How many of them were there, pursuing or watching me? Where were Zeemeister and Buckler? What were Charv and Ragma up to? Who was the man in the dark coat Merimee had spotted? What was the State Department representative doing? Since I had answers for none of these questions, I devoted some time to planning my own actions so as to allow for the worst of everything. I would not go back to my apartment, for obvious reasons. Hal’s place seemed a bit risky, with all the activity he had described. I decided that Ralph Warp ought to be able to put me up for a time in an appropriately surreptitious fashion. After all, I owned half of the Woof & Warp, his arts-and-crafts shop, and had sacked out in the back room in the past. Yes, that was what I would do.
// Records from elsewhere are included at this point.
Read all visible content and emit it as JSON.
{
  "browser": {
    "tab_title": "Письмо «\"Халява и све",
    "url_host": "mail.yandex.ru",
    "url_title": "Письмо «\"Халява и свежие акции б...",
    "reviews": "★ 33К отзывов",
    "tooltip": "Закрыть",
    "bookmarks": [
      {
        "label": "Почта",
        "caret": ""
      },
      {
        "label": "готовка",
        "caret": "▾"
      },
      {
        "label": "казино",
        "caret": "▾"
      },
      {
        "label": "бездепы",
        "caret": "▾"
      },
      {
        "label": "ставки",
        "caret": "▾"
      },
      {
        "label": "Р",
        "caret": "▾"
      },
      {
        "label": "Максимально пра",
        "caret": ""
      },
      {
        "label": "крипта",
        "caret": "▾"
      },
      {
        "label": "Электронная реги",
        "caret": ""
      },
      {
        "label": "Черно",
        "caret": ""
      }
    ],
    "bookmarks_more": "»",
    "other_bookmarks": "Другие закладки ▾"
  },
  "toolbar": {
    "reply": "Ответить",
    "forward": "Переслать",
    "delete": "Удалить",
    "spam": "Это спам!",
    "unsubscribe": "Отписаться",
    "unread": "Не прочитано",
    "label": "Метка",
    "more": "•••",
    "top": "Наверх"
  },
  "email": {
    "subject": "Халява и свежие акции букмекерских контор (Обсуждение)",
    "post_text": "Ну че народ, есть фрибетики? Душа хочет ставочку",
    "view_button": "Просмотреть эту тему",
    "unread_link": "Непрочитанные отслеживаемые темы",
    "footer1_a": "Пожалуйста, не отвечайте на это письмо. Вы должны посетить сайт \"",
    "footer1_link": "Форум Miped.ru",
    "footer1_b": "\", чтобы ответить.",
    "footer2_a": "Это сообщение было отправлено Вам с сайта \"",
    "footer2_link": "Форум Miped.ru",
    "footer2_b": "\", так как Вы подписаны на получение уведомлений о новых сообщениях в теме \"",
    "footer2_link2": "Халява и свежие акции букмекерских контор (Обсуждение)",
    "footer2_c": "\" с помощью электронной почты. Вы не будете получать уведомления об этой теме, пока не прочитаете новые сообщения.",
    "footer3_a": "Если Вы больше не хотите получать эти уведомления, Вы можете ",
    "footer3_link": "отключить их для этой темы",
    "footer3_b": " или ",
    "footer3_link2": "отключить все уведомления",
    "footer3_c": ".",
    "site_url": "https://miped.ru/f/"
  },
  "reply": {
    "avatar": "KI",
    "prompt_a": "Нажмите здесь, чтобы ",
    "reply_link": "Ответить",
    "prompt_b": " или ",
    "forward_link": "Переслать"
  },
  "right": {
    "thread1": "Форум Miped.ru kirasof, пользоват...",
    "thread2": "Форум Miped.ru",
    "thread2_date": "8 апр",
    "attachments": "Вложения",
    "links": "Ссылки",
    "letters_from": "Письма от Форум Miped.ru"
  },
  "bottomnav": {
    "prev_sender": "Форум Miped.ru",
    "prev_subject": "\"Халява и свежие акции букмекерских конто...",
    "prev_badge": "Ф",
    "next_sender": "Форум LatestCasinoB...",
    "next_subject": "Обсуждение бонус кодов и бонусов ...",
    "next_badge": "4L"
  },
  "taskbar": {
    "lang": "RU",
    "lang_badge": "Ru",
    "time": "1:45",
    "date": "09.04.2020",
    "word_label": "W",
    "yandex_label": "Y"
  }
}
Steinway-like, the ghost of exertions past fell upon me then, as from a great height, and I was crumpled. Hoping for further enlightenment, I did not fight the crush. But drowsing there in my seat, I was not rewarded with another message. Instead, a nightmare encompassed me.

I dreamed I was staked out in the blazing sun once more, sweating, burning, achieving raisinhood. This reached a hellish peak, then shifted away, faded. I rediscovered myself stranded on an iceberg, teeth chattering, extremities growing numb. Then this, too, passed, but wave after wave of muscular tics swept me from toe to crown. Then I was afraid. Then angry. Elated. Homy. Despairing. With naked feet stalking, the full parade of feelings passed, clad in forms that flee from me. It was no dream …

“Mister, are you all right?”

There was a hand on my shoulder-from that dream or this?

“Are you all right?”

I shuddered. I rubbed a hand across my forehead. It came away wet.

“Yes,” I said. “Thanks.”

I glanced at the man. Elderly. Neatly dressed. Off to see the grandchildren, perhaps.

“I was sitting across the aisle,” he said. “Looked like you were having some sort of fit.”

I rubbed my eyes, ran my hand through my hair, touched my chin and discovered I had been drooling.

“Bad dream,” I said. “I’m okay now. Thanks for waking me up.”

He gave me a small smile, nodded and withdrew.

Damn! It just seemed to follow that it had to be some side effect of the reversal. I lit a funny-tasting cigarette and glanced at my watch. After deciphering the reversed dial and allowing for its being wrong anyway, I decided I had been dozing for about half an hour. Staring out the window, then, watching the miles pass, I grew quite afraid. What if the whole thing were a ghastly joke, a mistake or a misunderstanding? The little episode that had just occurred left me with the fear that I had screwed myself up inside at some level I had not yet considered, that subtle, irreversible damages might be taking place within me. Kind of late to think of that, though. I made an effort to maintain my faith in my friend, the recording. I felt certain that the Rhennius machine could undo what it had done when this became necessary. All that was required was someone who understood how it worked.